Effects of specific inhibitors on the coordination of the concentrations of ribulose-bisphosphate-carboxylase subunits and their corresponding mRNAs in the alga Chlorogonium

Abstract

Investigations were carried out on the effects of inhibitors of transcription and translation on the concentrations of the subunits of the plastid enzyme ribulose-1,5-bisphosphate carboxylase/oxygenase (RuBPCase) and their corresponding mRNAs in the unicellular green alga Chlorogonium elongatum Dangeard. The light-induced increase of nuclear-coded small-subunit mRNA was strongly inhibited by α-amanitin while the increase of plastid-coded large-subunit mRNA was only weakly affected: Consequently, the mRNAs of the two subunits were present in very different proportions. Nevertheless, the light-induced increase of both subunits was strongly reduced by α-amanitin to the same degree, and hence the ratio of their concentrations was not affected compared with the untreated control cells. The effect of cycloheximide on the subunit mRNAs was similar to but weaker than that of α-amanitin. Again the increases in the subunit levels were strongly inhibited to the same degree. By contrast, rifampicin and chloramphenicol inhibited the light-induced increase of large-subunit mRNA more strongly than that of small-subunit mRNA, but the differences were less distinct than those caused by α-amanitin and cycloheximide. Again, the increase in both subunits was inhibited almost to the same extent. These results - especially those of the α-amanitin experiments - clearly show that the fine coordination of the RuBPCase subunits occurs posttranscriptionally at the level of translation and-or degradation. This conclusion was confirmed by pulse-chase experiments. Inhibition of the synthesis of the large subunits by chloramphenicol resulted - as also found by other authors-in a degradation of excess small subunits in the plastid. On the other hand, inhibition of the concentration of small subunits caused a proportionate reduction in the synthesis of large subunits, but no rapid degradation of large subunits could be detected.
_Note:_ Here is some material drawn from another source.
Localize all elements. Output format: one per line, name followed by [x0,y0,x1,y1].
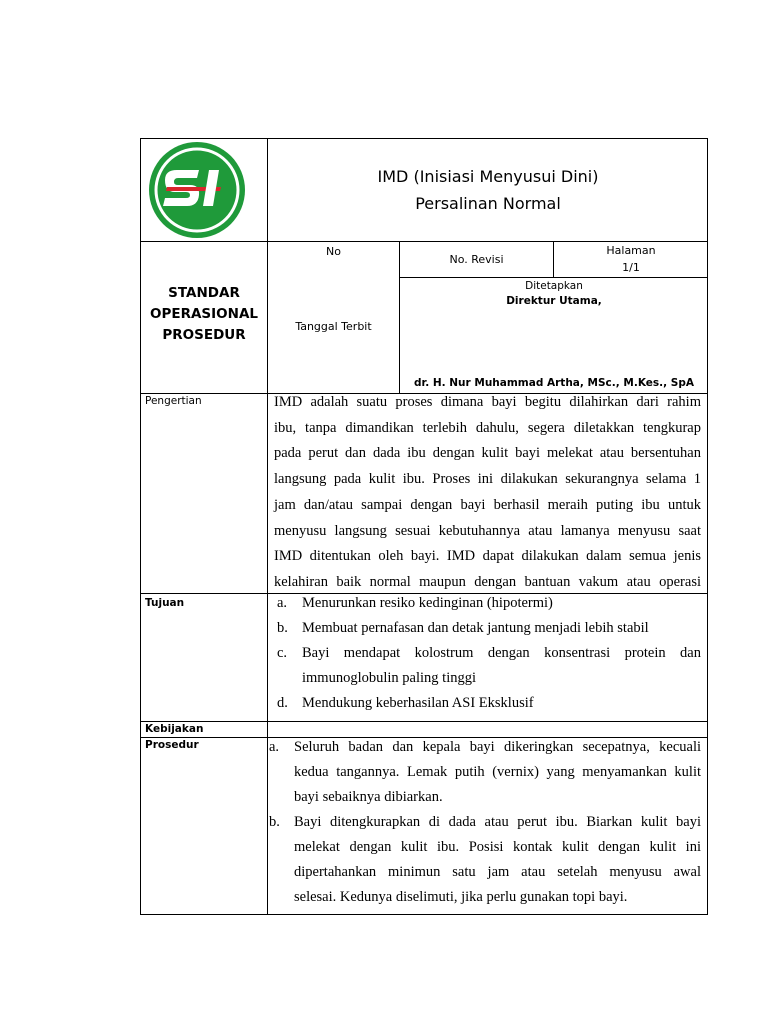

Therefore, the fine coordination of both subunits of RuBPCase is achieved by the degradation of an excess of small subunits, while the level of large subunits is adapted to the small subunit concentration, probably by adjustment of translation of the large-subunit mRNA. Furthermore, our experiments with α-amanitin and cycloheximide allow us to conclude that in the blue-light induction of large-subunit mRNA in the plastid the nucleocytoplasmic compartment is not directly involved.